A fire chief accused Verizon of throttling the wireless data of his department, hampering its efforts to respond to fires, including while battling California’s biggest ever, the Mendocino Complex wildfire.
Santa Clara County Fire Chief Anthony Bowden made the claim in an addendum to a brief that 22 state attorneys general filed in a lawsuit seeking to overturn the Federal Communications Commission’s repeal of net neutrality rules. The declaration was first reported by tech news site Ars Technica.
“This throttling has had a significant impact on our ability to provide emergency services,” Bowden wrote. “Verizon imposed these limitations despite being informed that throttling was actively impeding County Fire’s ability to provide crisis-response and essential emergency services.”
According to Bowden, a department vehicle uses for command and control in large fires was deployed to the Mendocino wildfire, where data throttling “severely interfered” with its ability to function effectively.
The county’s fire department had paid Verizon for “unlimited” data but saw its wireless-data speeds slowed to 1/200th of its usual speeds. The throttling stopped once Santa Clara agreed to pay Verizon more money, the declaration said.
“Verizon representatives confirmed the throttling, but rather than restoring us to an essential data transfer speed, they indicated that County Fire would have to switch to a new data plan at more than twice the cost, and they would only remove throttling after we contacted the Department that handles billing and switched to the new data plan,” Bowden wrote.
Verizon responded to the declaration by saying it “has nothing to do with net neutrality.” The Santa Clara fire department signed up for a plan that give unlimited data, although the speed of that data will slow once a certain allotment is reached, said Verizon spokeswoman Heidi Flato in a statement. But, she said, Verizon “made a mistake” in its communications with the fire department.
“Regardless of the plan emergency responders choose, we have a practice to remove data speed restrictions when contacted in emergency situations,” Flato said. “We have done that many times, including for emergency personnel responding to these tragic fires. In this situation, we should have lifted the speed restriction when our customer reached out to us.”

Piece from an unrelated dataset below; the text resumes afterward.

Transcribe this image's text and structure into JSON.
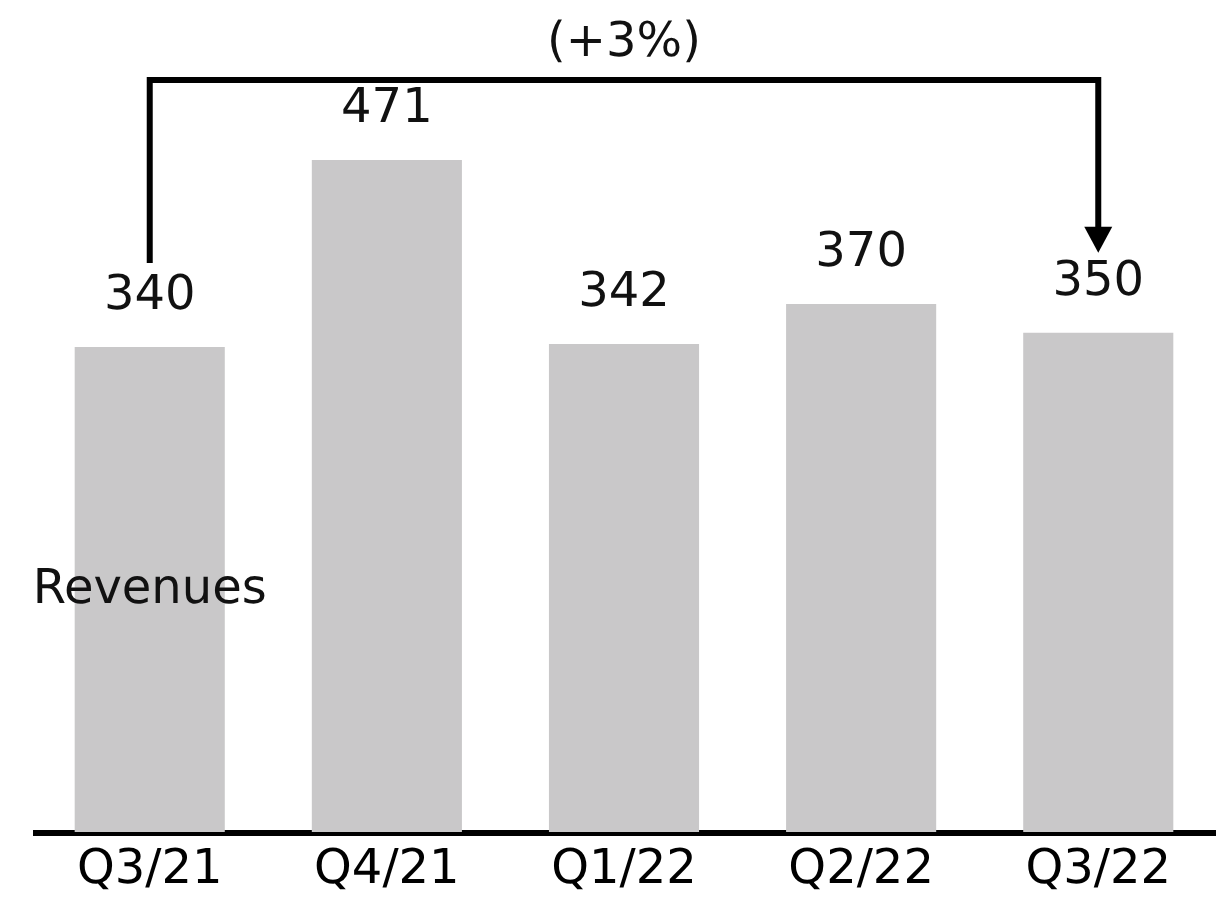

The result was the Santa Clara fire department had to rely on the personal devices of its workers or the ISPs used by other fire departments. The throttling in Mendocino wasn’t the first such incident, and Bowden said that Verizon will likely keep restricting data during emergencies to force public agencies into more expensive plans.
“The Internet has become an essential tool in providing fire and emergency response, particularly for events like large fires which require the rapid deployment and organization of thousands of personnel and hundreds of fire engines, aircraft, and bulldozers,” Bowden said in the declaration.
Net neutrality is the principle that all Internet traffic should be treated equally and not subject to “fast lanes” for customers willing to pay extra. Before the FCC repealed net-neutrality rules in February, the agency heard complaints from people and entities who believed their data was being unreasonably throttled.
This story has been updated to add a response from Verizon.